After three years of relative quiet, Boycott, Divestment, and Sanctions (BDS) campaigns have been making a comeback in the past 12 months. The BDS movement demands that organizations divest from Israel’s economy as a protest against claims of human-rights violations against Palestinians in the West Bank and Gaza. Certainly, loud divestment protests on well-known college campuses and boycott decisions by aging pop stars may make sexier headlines than the quieter work of peace negotiations. But it is worth asking: 1) How much have BDS campaigns actually affected attitudes and behaviors over the last decade, and 2) Have such efforts advanced the cause of peace or conflict in the Middle East?
The seeds of the modern BDS movement were planted in 2001 at the now-infamous United Nations “Anti-Racism” conference in Durban, South Africa, which degenerated into an anti-Israel hate-fest, leading to walkouts by both Israel and the United States. At a meeting of nongovernmental organizations (NGOs) there, a wide range of anti-Israel organizations – meeting face-to-face for the first time – developed an “Apartheid Strategy.” Let’s be clear: This was a long-term propaganda campaign to declare Israel the new South Africa, with Boycott, Divestment and Sanctions (BDS) as their primary tactic.

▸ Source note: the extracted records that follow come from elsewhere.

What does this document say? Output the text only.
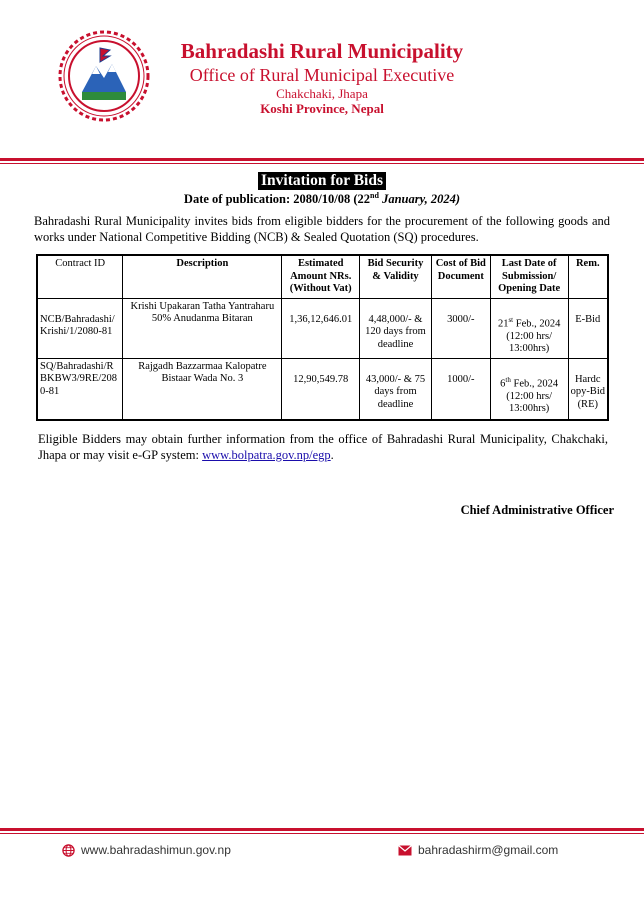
Bahradashi Rural Municipality
Office of Rural Municipal Executive
Chakchaki, Jhapa
Koshi Province, Nepal
Invitation for Bids
Date of publication: 2080/10/08 (22nd January, 2024)
Bahradashi Rural Municipality invites bids from eligible bidders for the procurement of the following goods and works under National Competitive Bidding (NCB) & Sealed Quotation (SQ) procedures.
Contract ID	Description	Estimated Amount NRs. (Without Vat)	Bid Security & Validity	Cost of Bid Document	Last Date of Submission/ Opening Date	Rem.
NCB/Bahradashi/ Krishi/1/2080-81	Krishi Upakaran Tatha Yantraharu 50% Anudanma Bitaran	1,36,12,646.01	4,48,000/- & 120 days from deadline	3000/-	21st Feb., 2024 (12:00 hrs/ 13:00hrs)	E-Bid
SQ/Bahradashi/R BKBW3/9RE/208 0-81	Rajgadh Bazzarmaa Kalopatre Bistaar Wada No. 3	12,90,549.78	43,000/- & 75 days from deadline	1000/-	6th Feb., 2024 (12:00 hrs/ 13:00hrs)	Hardc opy-Bid (RE)
Eligible Bidders may obtain further information from the office of Bahradashi Rural Municipality, Chakchaki, Jhapa or may visit e-GP system: www.bolpatra.gov.np/egp.
Chief Administrative Officer
www.bahradashimun.gov.np	bahradashirm@gmail.com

The campaign first made its appearance in 2001, with campus petitions demanding that colleges and universities divest their endowments and retirement funds from companies doing business with the Jewish state.
Despite an initial surge of media attention, campus-based BDS campaigns faced the double bind of university administrators and fund managers universally hostile to divestment requests, and counter-petitions denouncing divestment outpacing pro-BDS petitions at Harvard and elsewhere by a factor of at least 10 to 1.
Just as BDS was facing credibility issues after two years of noise with virtually no results, the program got new momentum in 2004. That’s when the Presbyterian Church in the US (PCUSA) voted to begin a process of “phased, selective divestment” in companies doing business with Israel. This led to a proliferation of similar divestment requests at other mainline Protestant churches, as well as new institutions such as unions and municipalities.
As with campuses, however, support for divestment within these organizations turned out to be extremely shallow. When the Presbyterians met again in 2006, they revised their 2004 divestment decision by a vote of 94 percent to 6 percent. The resolutions ended the policy of divestment in Israel and shifted to a policy of investments in “peaceful pursuits.”